On our trip to Giulianova, the staff at the airport check-in desk turned porcelain white with terror when they saw my basketball team approaching. We might as well have been a bunch of hungry flesh-eating zombies escaping a post-apocalyptic London for a cheeky little weekend break to Europe. Watching the staff desperately searching our group for a non-wheelchair user (or good old-fashioned two-legger, as I like to call them) to explain why we were at the airport was hilarious. They might as well have said, “Take me to your leader – and while you’re at it, make sure it’s someone without a physical impairment.”
That was back in 1990, I found it less funny when a similar thing happened on my way back to London from Venice in 2020. This time it was just me, a director and a camera operator at the airport. I was the only one in the crew with a visible disability. The check-in desk attendant ignored me completely. She asked my director if I would need help with pushing my wheelchair, and getting to my seat on the aircraft. My director glowered back before abruptly replying, “Why don’t you ask him, he’s right in front of you!"

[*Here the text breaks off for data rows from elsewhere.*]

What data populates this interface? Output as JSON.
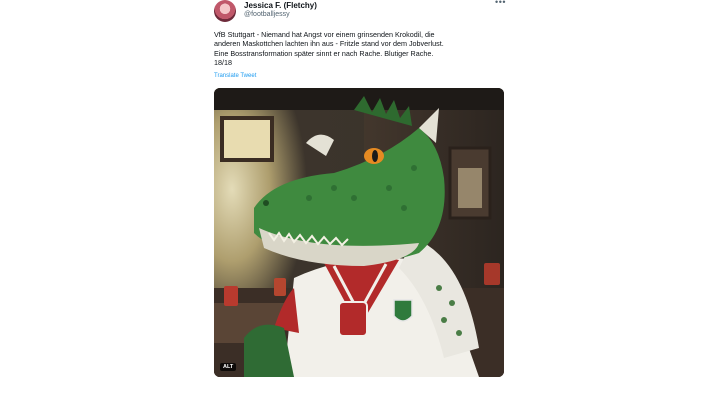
{
  "tweet": {
    "display_name": "Jessica F. (Fletchy)",
    "handle": "@footballjessy",
    "more_icon": "ellipsis-icon",
    "text": "VfB Stuttgart - Niemand hat Angst vor einem grinsenden Krokodil, die\nanderen Maskottchen lachten ihn aus - Fritzle stand vor dem Jobverlust.\nEine Bosstransformation später sinnt er nach Rache. Blutiger Rache.\n18/18",
    "translate_label": "Translate Tweet",
    "link_color": "#1d9bf0",
    "image": {
      "subject": "crocodile mascot in red and white jersey",
      "alt_badge": "ALT"
    }
  }
}
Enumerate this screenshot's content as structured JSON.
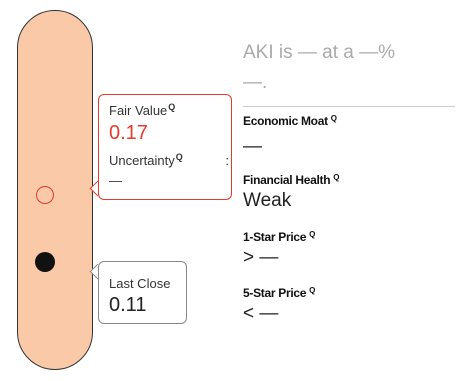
{
  "gauge": {
    "fair_value": {
      "label": "Fair Value",
      "value": "0.17",
      "uncertainty_label": "Uncertainty",
      "uncertainty_sep": ":",
      "uncertainty_value": "—",
      "info_icon": "Q"
    },
    "last_close": {
      "label": "Last Close",
      "value": "0.11"
    },
    "colors": {
      "capsule": "#f9c9a8",
      "fair_value_accent": "#e23b2f"
    }
  },
  "headline": {
    "line1": "AKI is — at a —%",
    "line2": "—."
  },
  "metrics": [
    {
      "title": "Economic Moat",
      "info_icon": "Q",
      "value": "—"
    },
    {
      "title": "Financial Health",
      "info_icon": "Q",
      "value": "Weak"
    },
    {
      "title": "1-Star Price",
      "info_icon": "Q",
      "value": "> —"
    },
    {
      "title": "5-Star Price",
      "info_icon": "Q",
      "value": "< —"
    }
  ]
}
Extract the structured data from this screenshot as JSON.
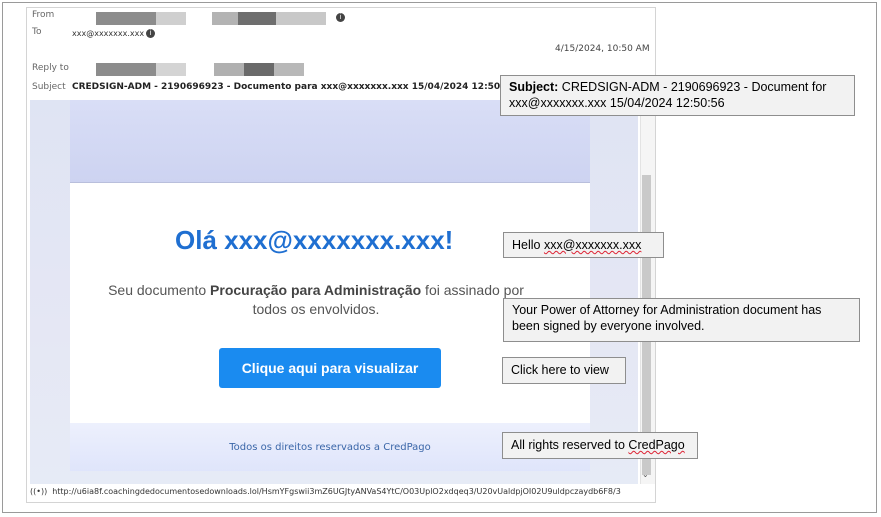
{
  "email_header": {
    "from_label": "From",
    "to_label": "To",
    "to_value": "xxx@xxxxxxx.xxx",
    "reply_to_label": "Reply to",
    "subject_label": "Subject",
    "subject_value": "CREDSIGN-ADM - 2190696923 - Documento para xxx@xxxxxxx.xxx 15/04/2024 12:50:56",
    "date": "4/15/2024, 10:50 AM"
  },
  "email_body": {
    "greeting": "Olá xxx@xxxxxxx.xxx!",
    "desc_prefix": "Seu documento ",
    "desc_doc_name": "Procuração para Administração",
    "desc_suffix": " foi assinado por todos os envolvidos.",
    "cta_label": "Clique aqui para visualizar",
    "footer": "Todos os direitos reservados a CredPago"
  },
  "status_bar": {
    "url": "http://u6ia8f.coachingdedocumentosedownloads.lol/HsmYFgswii3mZ6UGJtyANVaS4YtC/O03UplO2xdqeq3/U20vUaldpjOI02U9uldpczaydb6F8/3"
  },
  "annotations": {
    "subject_bold": "Subject:",
    "subject_text": " CREDSIGN-ADM - 2190696923 - Document for xxx@xxxxxxx.xxx 15/04/2024 12:50:56",
    "hello_prefix": "Hello ",
    "hello_email": "xxx@xxxxxxx.xxx",
    "doc_signed": "Your Power of Attorney for Administration document has been signed by everyone involved.",
    "click_view": "Click here to view",
    "rights_prefix": "All rights reserved to ",
    "rights_brand": "CredPago"
  },
  "icons": {
    "info": "info-circle-icon",
    "wifi": "signal-icon",
    "scroll": "chevron-down-icon"
  },
  "colors": {
    "brand_blue": "#1f6fd1",
    "button_blue": "#1a8bf0"
  }
}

“Back in 1980s Britain, globetrotting was not seen as an achievable goal for someone like me: black, working-class, with a disability”
Moments like this can be vexing but, after travelling to nearly a hundred countries, I’ve become immune to this type of ignorance. In truth, the majority of my travels have left me with extraordinary life-changing memories. I’ve trekked from the Atlantic coast of Nicaragua, through the virgin rainforest before literally crawling up a live volcano, finally finishing at Morgan’s Rock on the Pacific coast. I’ve scuba dived on some of the most beautiful coral reefs in the world. I’ve even skied on three different continents. Challenging myself has always felt like a source of empowerment.
It still surprises me how often I travel to a country and find that I’m the first disabled person that my guide or taxi driver has had any meaningful interaction with. The first time I flew to India in 1998, I remember pushing out of the airport feeling like the city had stopped whatever they were doing to stare at me. Even the cows on the street seemed to be taking a sneaky peek.
That same year I flew to Romania, where I interviewed a class of 11-year-olds who may have perhaps seen a black person but, judging by their reactions, had never ever seen a black guy with dreadlocks in a wheelchair before. The combination of my skin colour and disability sent the kids into a wild frenzy. At first, they surrounded me in the playground, staring at me like I was a rare artefact in a museum. The more confident kids started asking questions in their best broken English when suddenly I felt a tug at the back of my head. I turned around to see one of the kids had managed to pull off a little piece of one of my dreadlocks. He ran off gripping it tightly in his hands, all the other kids chasing him, desperate to have a look at their classmate’s new prize possession.
One of my most bizarre travel encounters happened in 2016, in New York of all places. I was filming a taxi driver called Frank for an episode of a BBC travel series called The World’s Busiest Cities. Frank was a cheerful but straight-talking New Yorker. Whilst interviewing him about the tough competition the famous yellow taxi drivers were facing from Uber, I decided to tell Frank about how difficult I’d found it to hail a taxi in New York. I told him how on one freezing cold February day a few years earlier I’d tried for nearly an hour to get a taxi to stop.
Frank gave me a blank look and shrugged – he obviously wasn’t surprised at this story. He sighed and said, “You’re black and you’re disabled (he emphasised the ‘and’) – that makes you like the plague to taxi drivers here. They’re never gonna stop for you.” I paused to let Frank’s words sink in. I knew we had it on camera but I wanted viewers to take it in as well. I could tell Frank was thinking. He looked at me and I knew even he had realised how absurd this was, even if it was true. I guess we both learnt something that day.
For me, travel signifies adventure, and adventure means freedom. Too often we allow ourselves to be trapped by the social identities that society forces upon us. If I look deep down into my soul, I’m sure it will reveal that travel was my way of breaking free from those constraints. We all carry a light within us that illuminates our experiences, our values, our wants and needs. Whether we like it or not, we end up sharing those personal traits with everybody we meet. The most rewarding trips I’ve been on have always felt like both myself as well as the people I meet leave feeling like we’ve learnt something new about ourselves, and about this amazing planet we’re all lucky enough to inhabit.